How many grams of iron metal do you expect to be produced when 245 grams of an 80.5 percent by mass iron (II) nitrate solution reacts with excess aluminum metal? Show all of the work needed to solve this problem.

2 Al (s) + 3 Fe(NO3)2 (aq) yields 3 Fe (s) + 2 Al(NO3)3 (aq)

See your problem above with Mg and HCl. This is the same type of problem. The 80.5% is handled this way.
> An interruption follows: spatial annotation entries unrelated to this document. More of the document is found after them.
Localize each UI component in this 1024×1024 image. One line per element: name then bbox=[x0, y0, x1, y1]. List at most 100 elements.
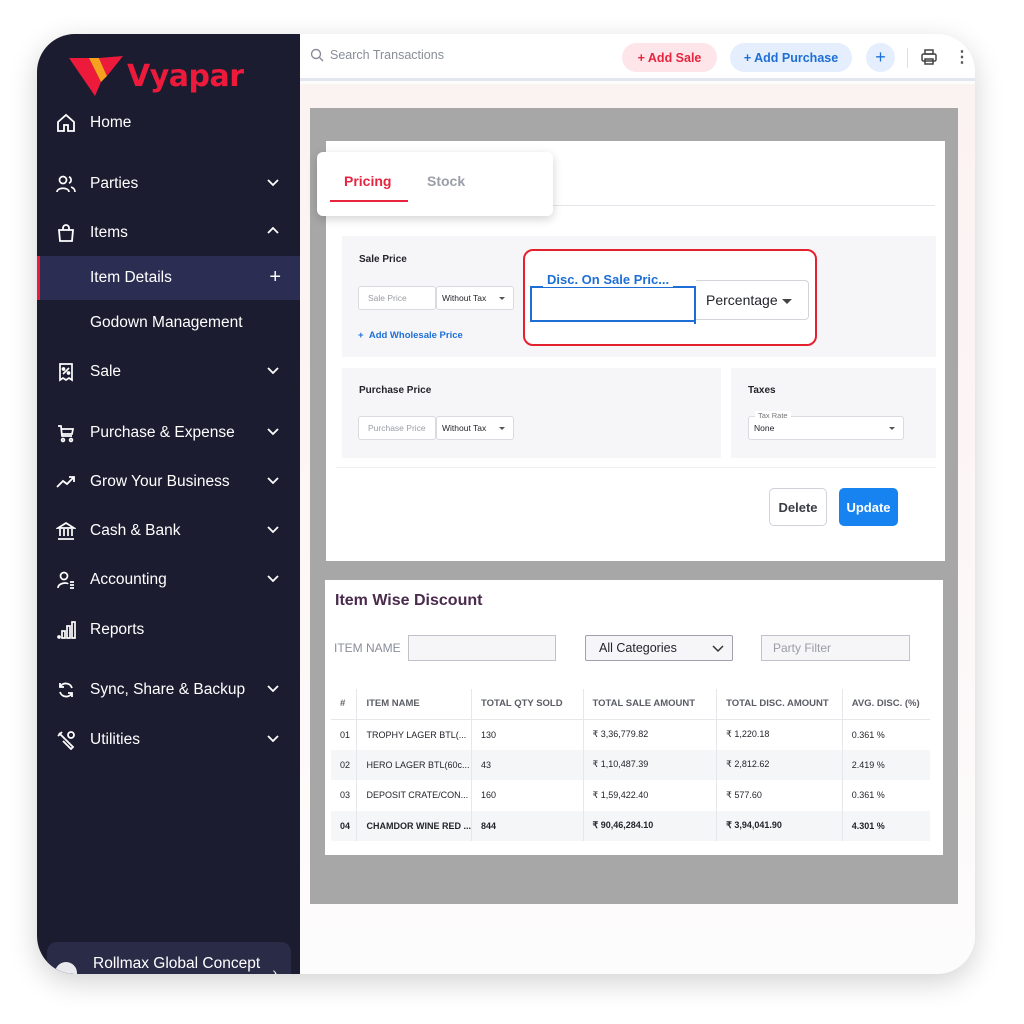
table-cell: 4.301 % bbox=[842, 810, 930, 841]
sidebar-item-accounting[interactable]: Accounting bbox=[37, 558, 300, 602]
company-switcher[interactable]: Rollmax Global Concept › bbox=[47, 942, 291, 974]
table-cell: 01 bbox=[331, 719, 358, 750]
sidebar-item-purchase-expense[interactable]: Purchase & Expense bbox=[37, 411, 300, 455]
sidebar-item-grow-your-business[interactable]: Grow Your Business bbox=[37, 460, 300, 504]
tab-pricing[interactable]: Pricing bbox=[344, 173, 391, 189]
purchase-price-input[interactable]: Purchase Price bbox=[358, 416, 436, 440]
column-header[interactable]: TOTAL QTY SOLD bbox=[471, 689, 584, 720]
table-row[interactable]: 01 TROPHY LAGER BTL(... 130 ₹ 3,36,779.8… bbox=[331, 719, 930, 750]
item-name-filter-label: ITEM NAME bbox=[334, 641, 401, 655]
update-button[interactable]: Update bbox=[839, 488, 898, 526]
sale-tax-mode-select[interactable]: Without Tax bbox=[436, 286, 514, 310]
table-cell: 844 bbox=[471, 810, 584, 841]
tax-rate-select[interactable]: Tax Rate None bbox=[748, 411, 904, 440]
sidebar-item-label: Reports bbox=[90, 621, 145, 638]
table-row[interactable]: 04 CHAMDOR WINE RED ... 844 ₹ 90,46,284.… bbox=[331, 810, 930, 841]
form-tabs: Pricing Stock bbox=[317, 152, 553, 216]
table-cell: 02 bbox=[331, 749, 358, 780]
sidebar-item-label: Home bbox=[90, 114, 132, 131]
table-cell: ₹ 3,36,779.82 bbox=[583, 719, 718, 750]
brand-logo[interactable]: Vyapar bbox=[67, 52, 244, 100]
sidebar-item-item-details[interactable]: Item Details + bbox=[37, 256, 300, 300]
caret-down-icon bbox=[499, 296, 505, 300]
sidebar-item-utilities[interactable]: Utilities bbox=[37, 718, 300, 762]
table-cell: 03 bbox=[331, 780, 358, 811]
purchase-price-title: Purchase Price bbox=[359, 385, 432, 396]
company-name: Rollmax Global Concept bbox=[93, 955, 261, 972]
column-header[interactable]: TOTAL DISC. AMOUNT bbox=[716, 689, 843, 720]
wholesale-link-label: Add Wholesale Price bbox=[368, 330, 463, 341]
sidebar: Vyapar Home Parties Items Item Details + bbox=[37, 34, 300, 974]
discount-type-select[interactable]: Percentage bbox=[696, 280, 809, 320]
category-select-value: All Categories bbox=[599, 641, 677, 655]
table-cell: TROPHY LAGER BTL(... bbox=[356, 719, 472, 750]
printer-icon[interactable] bbox=[920, 48, 938, 66]
tax-rate-label: Tax Rate bbox=[755, 411, 791, 420]
add-wholesale-price-link[interactable]: + Add Wholesale Price bbox=[358, 330, 463, 341]
chevron-down-icon bbox=[267, 477, 279, 485]
divider bbox=[553, 205, 935, 206]
sidebar-item-label: Item Details bbox=[90, 269, 172, 286]
purchase-tax-mode-value: Without Tax bbox=[442, 423, 487, 433]
table-cell: ₹ 577.60 bbox=[716, 780, 843, 811]
add-item-icon[interactable]: + bbox=[269, 266, 281, 289]
sidebar-item-home[interactable]: Home bbox=[37, 101, 300, 145]
sidebar-item-items[interactable]: Items bbox=[37, 211, 300, 255]
cart-icon bbox=[55, 422, 77, 444]
column-header[interactable]: # bbox=[331, 689, 358, 720]
sidebar-item-reports[interactable]: Reports bbox=[37, 608, 300, 652]
sidebar-item-parties[interactable]: Parties bbox=[37, 162, 300, 206]
more-options-icon[interactable]: ⋮ bbox=[954, 47, 970, 67]
chevron-down-icon bbox=[267, 526, 279, 534]
home-icon bbox=[55, 112, 77, 134]
sidebar-item-label: Items bbox=[90, 224, 128, 241]
sidebar-item-godown-management[interactable]: Godown Management bbox=[37, 301, 300, 345]
table-row[interactable]: 02 HERO LAGER BTL(60c... 43 ₹ 1,10,487.3… bbox=[331, 749, 930, 780]
receipt-icon bbox=[55, 361, 77, 383]
table-cell: CHAMDOR WINE RED ... bbox=[356, 810, 472, 841]
vyapar-logo-icon bbox=[69, 56, 123, 96]
table-cell: HERO LAGER BTL(60c... bbox=[356, 749, 472, 780]
column-header[interactable]: ITEM NAME bbox=[356, 689, 472, 720]
sidebar-item-label: Godown Management bbox=[90, 314, 243, 331]
item-name-filter-input[interactable] bbox=[408, 635, 556, 661]
sidebar-item-label: Accounting bbox=[90, 571, 167, 588]
chevron-up-icon bbox=[267, 226, 279, 234]
delete-button[interactable]: Delete bbox=[769, 488, 827, 526]
table-cell: ₹ 90,46,284.10 bbox=[583, 810, 718, 841]
bank-icon bbox=[55, 520, 77, 542]
sidebar-item-label: Utilities bbox=[90, 731, 140, 748]
caret-down-icon bbox=[499, 426, 505, 430]
chevron-right-icon: › bbox=[272, 964, 277, 974]
add-sale-button[interactable]: + Add Sale bbox=[622, 43, 717, 72]
tax-rate-value: None bbox=[754, 423, 775, 433]
purchase-tax-mode-select[interactable]: Without Tax bbox=[436, 416, 514, 440]
purchase-price-panel bbox=[342, 368, 721, 458]
chevron-down-icon bbox=[267, 428, 279, 436]
table-row[interactable]: 03 DEPOSIT CRATE/CON... 160 ₹ 1,59,422.4… bbox=[331, 780, 930, 811]
table-cell: 130 bbox=[471, 719, 584, 750]
sidebar-item-sale[interactable]: Sale bbox=[37, 350, 300, 394]
discount-input[interactable] bbox=[530, 286, 696, 324]
app-window: Vyapar Home Parties Items Item Details + bbox=[37, 34, 975, 974]
add-purchase-button[interactable]: + Add Purchase bbox=[730, 43, 852, 72]
table-cell: ₹ 2,812.62 bbox=[716, 749, 843, 780]
sidebar-item-cash-bank[interactable]: Cash & Bank bbox=[37, 509, 300, 553]
column-header[interactable]: TOTAL SALE AMOUNT bbox=[583, 689, 718, 720]
column-header[interactable]: AVG. DISC. (%) bbox=[842, 689, 930, 720]
divider bbox=[336, 467, 936, 468]
tab-stock[interactable]: Stock bbox=[427, 173, 465, 189]
chevron-down-icon bbox=[712, 645, 724, 653]
table-cell: 2.419 % bbox=[842, 749, 930, 780]
search-input[interactable]: Search Transactions bbox=[310, 48, 444, 62]
report-table: # ITEM NAME TOTAL QTY SOLD TOTAL SALE AM… bbox=[331, 689, 930, 841]
category-select[interactable]: All Categories bbox=[585, 635, 733, 661]
quick-add-button[interactable]: + bbox=[866, 43, 895, 72]
sale-price-input[interactable]: Sale Price bbox=[358, 286, 436, 310]
sidebar-item-label: Sale bbox=[90, 363, 122, 380]
sidebar-item-sync-share-backup[interactable]: Sync, Share & Backup bbox=[37, 668, 300, 712]
taxes-title: Taxes bbox=[748, 385, 776, 396]
party-filter-input[interactable]: Party Filter bbox=[761, 635, 910, 661]
discount-field-label: Disc. On Sale Pric... bbox=[543, 272, 674, 287]
sidebar-item-label: Sync, Share & Backup bbox=[90, 681, 246, 698]
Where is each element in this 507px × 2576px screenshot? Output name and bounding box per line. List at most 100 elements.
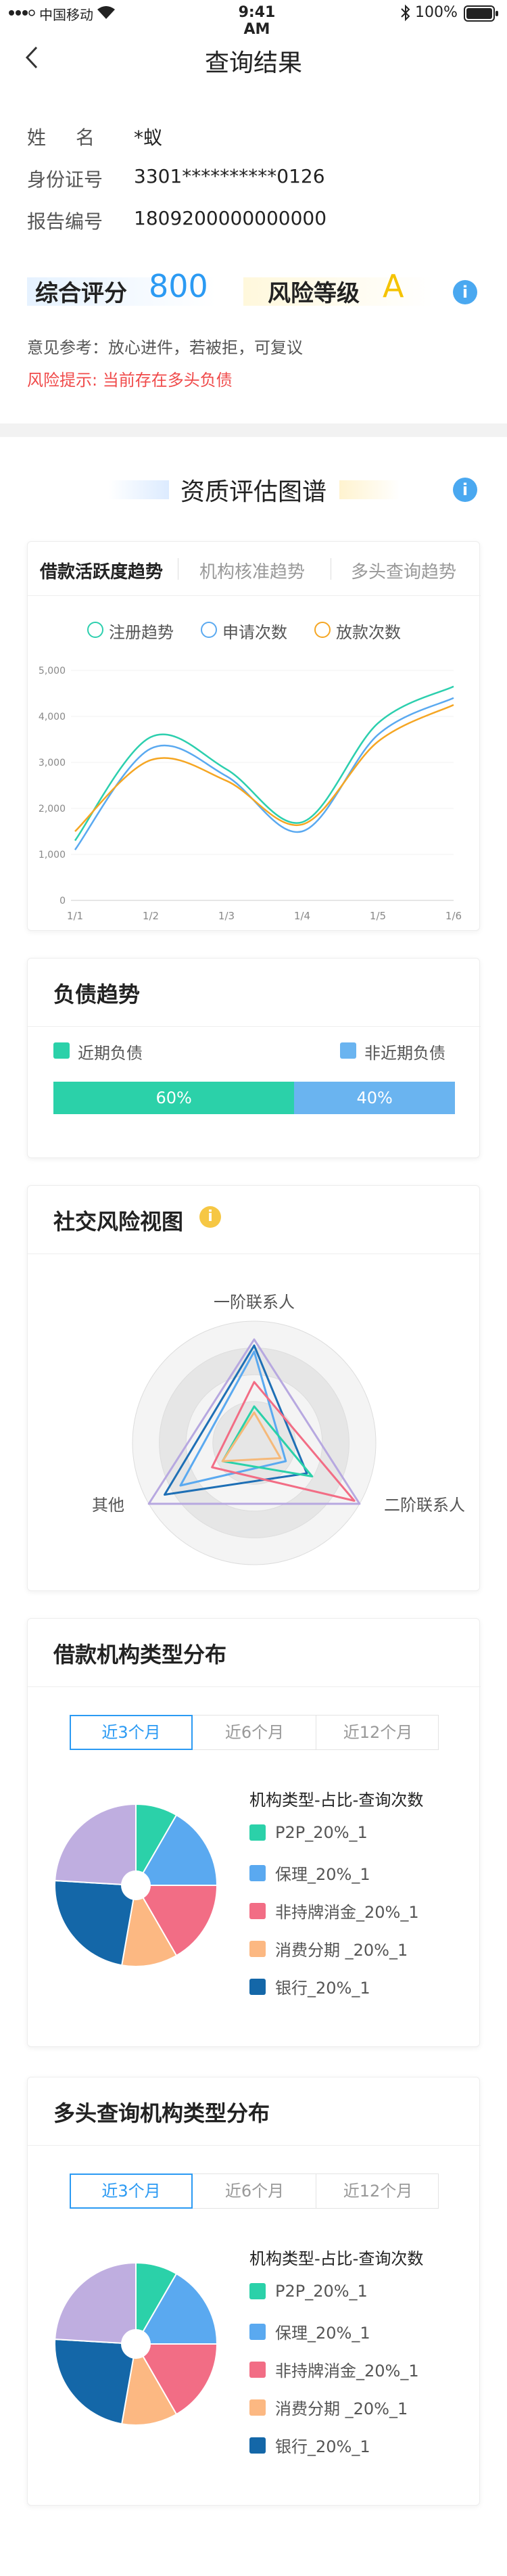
y-tick-label: 4,000	[39, 712, 66, 722]
debt-segment: 40%	[294, 1082, 455, 1114]
info-icon[interactable]: i	[453, 280, 477, 304]
x-tick-label: 1/1	[67, 910, 83, 921]
social-info-icon[interactable]: i	[199, 1206, 221, 1228]
legend-label: 申请次数	[222, 623, 287, 642]
card-divider	[28, 2145, 481, 2146]
y-tick-label: 2,000	[39, 804, 66, 814]
risk-value: A	[383, 268, 404, 304]
debt-title: 负债趋势	[53, 982, 141, 1007]
legend-label: 消费分期 _20%_1	[275, 2399, 408, 2418]
legend-marker	[249, 2399, 266, 2416]
pie-chart	[54, 1803, 218, 1967]
name-value: *蚁	[134, 127, 163, 149]
series-line	[74, 697, 454, 850]
pie-legend-title: 机构类型-占比-查询次数	[249, 2249, 424, 2268]
legend-label: 非持牌消金_20%_1	[275, 2362, 419, 2380]
legend-label: P2P_20%_1	[275, 2282, 368, 2301]
section-title: 资质评估图谱	[180, 478, 327, 506]
pie-hole	[121, 2329, 151, 2359]
section-divider	[0, 423, 507, 437]
page-title: 查询结果	[204, 49, 302, 77]
legend-label: P2P_20%_1	[275, 1823, 368, 1842]
legend-label: 银行_20%_1	[275, 2437, 370, 2456]
tab-12-months[interactable]: 近12个月	[316, 1716, 439, 1749]
status-bar: 中国移动 9:41 AM 100%	[0, 0, 507, 38]
pie-legend-title: 机构类型-占比-查询次数	[249, 1791, 424, 1810]
period-tabs: 近3个月 近6个月 近12个月	[70, 1715, 439, 1750]
legend-marker	[314, 622, 331, 638]
legend-marker	[53, 1042, 70, 1059]
radar-chart: 一阶联系人二阶联系人 其他	[92, 1293, 465, 1565]
tab-6-months[interactable]: 近6个月	[193, 2174, 316, 2208]
report-label: 报告编号	[27, 210, 103, 233]
x-tick-label: 1/5	[370, 910, 386, 921]
legend-item: 保理_20%_1	[249, 2320, 473, 2343]
legend-marker	[249, 1978, 266, 1995]
legend-label: 消费分期 _20%_1	[275, 1941, 408, 1960]
y-tick-label: 3,000	[39, 758, 66, 768]
tab-6-months[interactable]: 近6个月	[193, 1716, 316, 1749]
legend-item: 保理_20%_1	[249, 1861, 473, 1884]
legend-marker	[249, 1864, 266, 1881]
legend-marker	[249, 2361, 266, 2378]
y-tick-label: 5,000	[39, 666, 66, 676]
line-chart: 0 1,000 2,000 3,000 4,000 5,000 1/1 1/2 1/3 1/4 1/…	[39, 666, 462, 921]
battery-percent: 100%	[415, 4, 458, 21]
legend-item: P2P_20%_1	[249, 2282, 473, 2303]
battery-icon	[464, 5, 499, 26]
multi-query-title: 多头查询机构类型分布	[53, 2100, 270, 2126]
y-tick-label: 0	[59, 896, 66, 906]
report-value: 1809200000000000	[134, 207, 327, 229]
trend-card: 借款活跃度趋势 机构核准趋势 多头查询趋势 注册趋势 申请次数 放款次数 0 1,…	[27, 541, 481, 931]
legend-marker	[249, 1902, 266, 1919]
social-card: 社交风险视图 i 一阶联系人 二阶联系人 其他	[27, 1185, 481, 1591]
series-line	[74, 685, 454, 842]
legend-marker	[249, 1824, 266, 1841]
score-label: 综合评分	[35, 280, 127, 307]
line-legend: 注册趋势 申请次数 放款次数	[87, 618, 439, 642]
legend-marker	[249, 1940, 266, 1957]
tab-loan-activity[interactable]: 借款活跃度趋势	[40, 558, 163, 583]
pie-slice	[54, 1803, 137, 1887]
radar-axis-label: 二阶联系人	[384, 1496, 465, 1515]
tab-3-months[interactable]: 近3个月	[70, 1715, 193, 1750]
legend-label: 保理_20%_1	[275, 1865, 370, 1884]
legend-item: 银行_20%_1	[249, 1975, 473, 1998]
legend-marker	[340, 1042, 356, 1059]
card-divider	[28, 1026, 481, 1027]
legend-marker	[249, 2283, 266, 2299]
debt-card: 负债趋势 近期负债 非近期负债 60% 40%	[27, 958, 481, 1158]
risk-label: 风险等级	[268, 280, 360, 307]
tab-approval-trend[interactable]: 机构核准趋势	[199, 558, 305, 583]
wifi-icon	[96, 4, 116, 24]
multi-query-card: 多头查询机构类型分布 近3个月 近6个月 近12个月 机构类型-占比-查询次数 …	[27, 2077, 481, 2506]
warning-text: 风险提示: 当前存在多头负债	[27, 371, 233, 390]
x-tick-label: 1/3	[218, 910, 235, 921]
loan-org-title: 借款机构类型分布	[53, 1642, 227, 1668]
loan-org-card: 借款机构类型分布 近3个月 近6个月 近12个月 机构类型-占比-查询次数 P2…	[27, 1618, 481, 2047]
opinion-text: 意见参考：放心进件，若被拒，可复议	[27, 338, 303, 357]
tab-3-months[interactable]: 近3个月	[70, 2174, 193, 2209]
signal-icon	[8, 5, 35, 20]
legend-label: 保理_20%_1	[275, 2324, 370, 2343]
tab-multi-query-trend[interactable]: 多头查询趋势	[351, 558, 456, 583]
tab-12-months[interactable]: 近12个月	[316, 2174, 439, 2208]
y-tick-label: 1,000	[39, 850, 66, 860]
name-label: 姓 名	[27, 127, 101, 149]
legend-item: 非持牌消金_20%_1	[249, 2358, 473, 2380]
section-info-icon[interactable]: i	[453, 478, 477, 502]
legend-marker	[249, 2437, 266, 2454]
trend-tabs: 借款活跃度趋势 机构核准趋势 多头查询趋势	[28, 542, 481, 596]
pie-slice	[54, 2261, 137, 2345]
nav-bar: 查询结果	[0, 27, 507, 88]
social-title: 社交风险视图	[53, 1209, 184, 1235]
legend-label: 近期负债	[78, 1044, 143, 1063]
id-label: 身份证号	[27, 168, 103, 191]
legend-label: 非持牌消金_20%_1	[275, 1903, 419, 1922]
id-value: 3301**********0126	[134, 165, 325, 187]
radar-axis-label: 一阶联系人	[214, 1293, 295, 1312]
legend-label: 放款次数	[336, 623, 401, 642]
legend-item: 消费分期 _20%_1	[249, 1937, 473, 1960]
period-tabs: 近3个月 近6个月 近12个月	[70, 2174, 439, 2209]
legend-label: 注册趋势	[109, 623, 174, 642]
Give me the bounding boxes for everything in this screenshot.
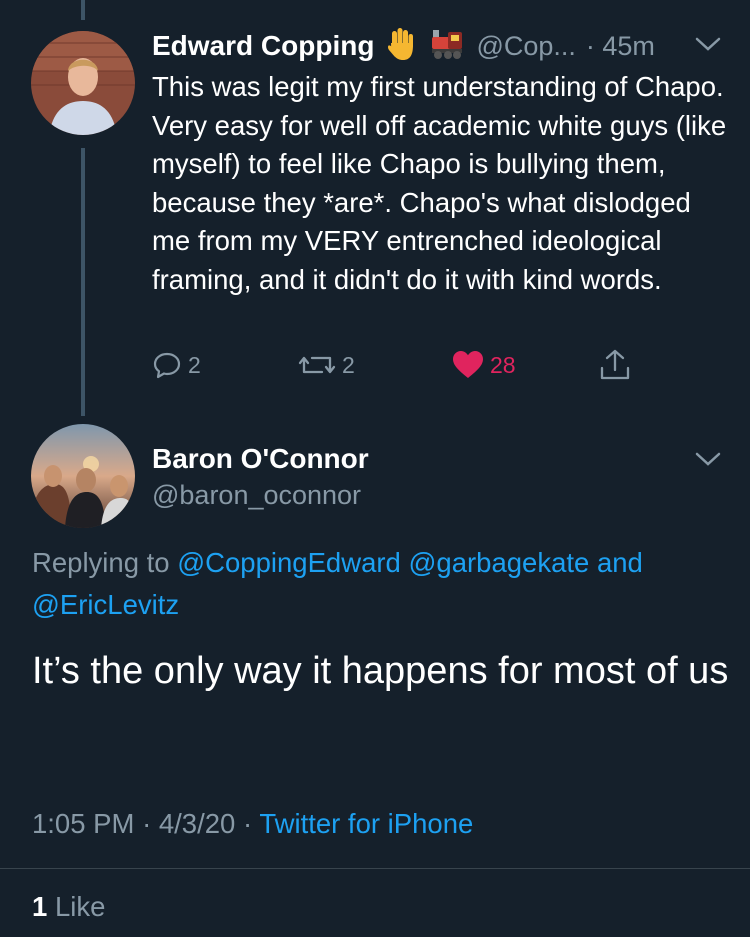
- reply-button[interactable]: 2: [152, 350, 201, 380]
- chevron-down-icon[interactable]: [694, 449, 722, 474]
- raised-hand-emoji-icon: [386, 27, 418, 66]
- chevron-down-icon[interactable]: [694, 34, 722, 59]
- thread-line-bottom: [81, 148, 85, 416]
- avatar-edward[interactable]: [31, 31, 135, 135]
- replying-and: and: [596, 547, 643, 578]
- tweet-source-link[interactable]: Twitter for iPhone: [259, 808, 473, 839]
- reply-mention-coppingedward[interactable]: @CoppingEdward: [177, 547, 401, 578]
- share-button[interactable]: [598, 348, 632, 382]
- heart-icon: [452, 350, 484, 380]
- meta-separator: ·: [142, 808, 152, 839]
- author-name[interactable]: Edward Copping: [152, 30, 374, 62]
- likes-label: Like: [54, 891, 106, 922]
- divider: [0, 868, 750, 869]
- tweet-text: It’s the only way it happens for most of…: [32, 650, 729, 692]
- reply-mention-ericlevitz[interactable]: @EricLevitz: [32, 589, 179, 620]
- author-handle[interactable]: @Cop...: [476, 31, 575, 62]
- author-handle[interactable]: @baron_oconnor: [152, 480, 361, 511]
- reply-count: 2: [188, 351, 201, 378]
- likes-summary[interactable]: 1 Like: [32, 891, 105, 923]
- tweet-time[interactable]: · 45m: [586, 31, 655, 62]
- tweet-meta: 1:05 PM · 4/3/20 · Twitter for iPhone: [32, 808, 473, 840]
- retweet-icon: [298, 350, 336, 380]
- train-emoji-icon: [430, 28, 464, 65]
- tweet-time: 1:05 PM: [32, 808, 135, 839]
- author-name[interactable]: Baron O'Connor: [152, 443, 369, 475]
- thread-line-top: [81, 0, 85, 20]
- avatar-baron[interactable]: [31, 424, 135, 528]
- retweet-count: 2: [342, 351, 355, 378]
- reply-mention-garbagekate[interactable]: @garbagekate: [408, 547, 589, 578]
- replying-prefix: Replying to: [32, 547, 170, 578]
- like-button[interactable]: 28: [452, 350, 516, 380]
- share-icon: [598, 348, 632, 382]
- likes-count: 1: [32, 891, 48, 922]
- reply-icon: [152, 350, 182, 380]
- tweet-date: 4/3/20: [158, 808, 236, 839]
- meta-separator: ·: [242, 808, 253, 839]
- like-count: 28: [490, 351, 516, 378]
- tweet-text: This was legit my first understanding of…: [152, 71, 727, 295]
- replying-to: Replying to @CoppingEdward @garbagekate …: [32, 542, 732, 626]
- retweet-button[interactable]: 2: [298, 350, 355, 380]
285g impure iron(II) nitrate x 0.805 = ? g pure iron(II) nitrate

245 x 0.8= 196/242=0.81

To calculate the number of grams of iron metal produced when 245 grams of an 80.5% by mass iron (II) nitrate solution reacts with excess aluminum metal, we need to follow a few steps:

Step 1: Determine the moles of iron (II) nitrate in the solution.
Given:
Mass of the iron (II) nitrate solution = 245 grams
Percentage by mass of iron (II) nitrate = 80.5%

To find the moles of iron (II) nitrate, we need to divide the mass of iron (II) nitrate by its molar mass. To do this, we should first find the molar mass of iron (II) nitrate:

Fe(NO3)2:
Iron (Fe) atomic mass = 55.85 g/mol
Nitrate (NO3) atomic mass = 62.01 g/mol
Molar mass of Fe(NO3)2 = (2 * 62.01) + 55.85 = 179.87 g/mol

Now, we can calculate the moles of iron (II) nitrate:
Moles of iron (II) nitrate = Mass of iron (II) nitrate / Molar mass of iron (II) nitrate
Moles of iron (II) nitrate = 245 g / 179.87 g/mol

Step 2: Use the stoichiometry of the balanced equation to relate the moles of iron (II) nitrate to moles of iron metal.
According to the balanced equation:
2 Al(s) + 3 Fe(NO3)2(aq) -> 3 Fe(s) + 2 Al(NO3)3(aq)
From the equation, we can see that the stoichiometric ratio between Fe(NO3)2 and Fe is 3:3.

Moles of iron = Moles of iron (II) nitrate * (3 moles of Fe / 3 moles of Fe(NO3)2)

Step 3: Convert moles of iron to grams.
We can convert moles of iron to grams using the molar mass of iron (Fe).

Molar mass of iron (Fe) = 55.85 g/mol

Grams of iron = Moles of iron * Molar mass of iron

Now, let's substitute the values and find the answer:
Moles of iron (II) nitrate = 245 g / 179.87 g/mol
Moles of iron = (245 g / 179.87 g/mol) * (3 moles of Fe / 3 moles of Fe(NO3)2)
Grams of iron = Moles of iron * Molar mass of iron

By following these steps and performing the calculations, we can determine the grams of iron metal produced in the reaction.